Failed marijuana tests can no longer be a reason for not hiring someone in Nevada.
On June 11, Nevada became the first state in the U.S. to tell employers they could not refuse a new hire who tested positive for marijuana. The rules come as part of Nevada’s AB 132, which goes into effect on January 2020.
The bill includes a few exceptions.
Those seeking jobs as firefighters or EMTs will still be subject to marijuana testing. Those applying for jobs which include driving a motor vehicle must not test positive. And, of course, federal jobs will also still be subject to marijuana testing.
But even those employees required to complete marijuana testing have options under this new law. New hires required to submit to screening within their first 30 days can get a do-over. They will be able to opt for a second test, at their own expense.
Nevada OK’d recreational marijuana in 2016. And today, more than 30 other states have given the go-ahead to marijuana use in some form. But making those changing drug laws compatible in the workplace? That’s a feat plenty still wrestle with.
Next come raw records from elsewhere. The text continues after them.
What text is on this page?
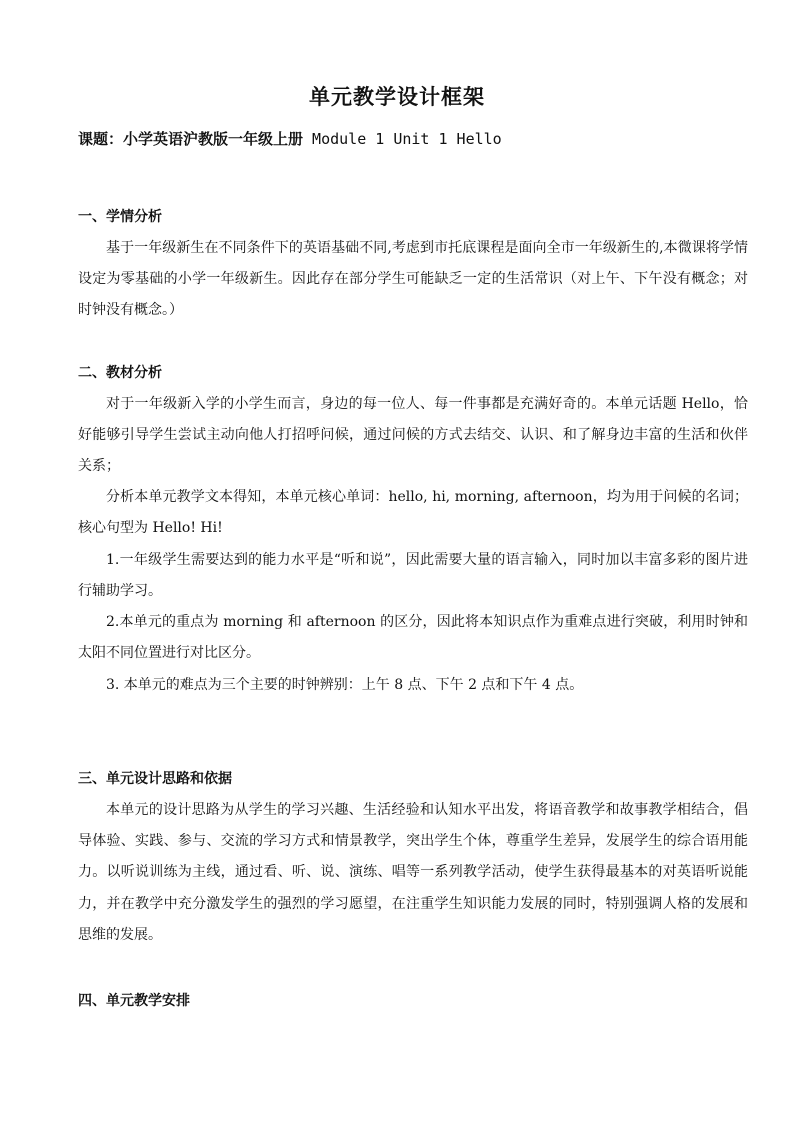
单元教学设计框架
课题：小学英语沪教版一年级上册 Module 1 Unit 1 Hello
一、学情分析
基于一年级新生在不同条件下的英语基础不同,考虑到市托底课程是面向全市一年级新生的,本微课将学情设定为零基础的小学一年级新生。因此存在部分学生可能缺乏一定的生活常识（对上午、下午没有概念；对时钟没有概念。）
二、教材分析
对于一年级新入学的小学生而言，身边的每一位人、每一件事都是充满好奇的。本单元话题 Hello，恰好能够引导学生尝试主动向他人打招呼问候，通过问候的方式去结交、认识、和了解身边丰富的生活和伙伴关系；
分析本单元教学文本得知，本单元核心单词：hello, hi, morning, afternoon，均为用于问候的名词；核心句型为 Hello! Hi!
1.一年级学生需要达到的能力水平是“听和说”，因此需要大量的语言输入，同时加以丰富多彩的图片进行辅助学习。
2.本单元的重点为 morning 和 afternoon 的区分，因此将本知识点作为重难点进行突破，利用时钟和太阳不同位置进行对比区分。
3. 本单元的难点为三个主要的时钟辨别：上午 8 点、下午 2 点和下午 4 点。
三、单元设计思路和依据
本单元的设计思路为从学生的学习兴趣、生活经验和认知水平出发，将语音教学和故事教学相结合，倡导体验、实践、参与、交流的学习方式和情景教学，突出学生个体，尊重学生差异，发展学生的综合语用能力。以听说训练为主线，通过看、听、说、演练、唱等一系列教学活动，使学生获得最基本的对英语听说能力，并在教学中充分激发学生的强烈的学习愿望，在注重学生知识能力发展的同时，特别强调人格的发展和思维的发展。
四、单元教学安排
Most laws don’t prohibit a drug-free workplace, but they do vary. Only one state—the state of Maine—has expressly protected an employee’s right to use recreational marijuana when off-duty. And the crowd of other on-going trends and developments suggest that the issue is still evolving.
For example, New York City banned marijuana testing in the workplace. But their law has a lengthy list of exceptions. Experts predict city officials will clarify the rule when it goes into effect May 10, 2020.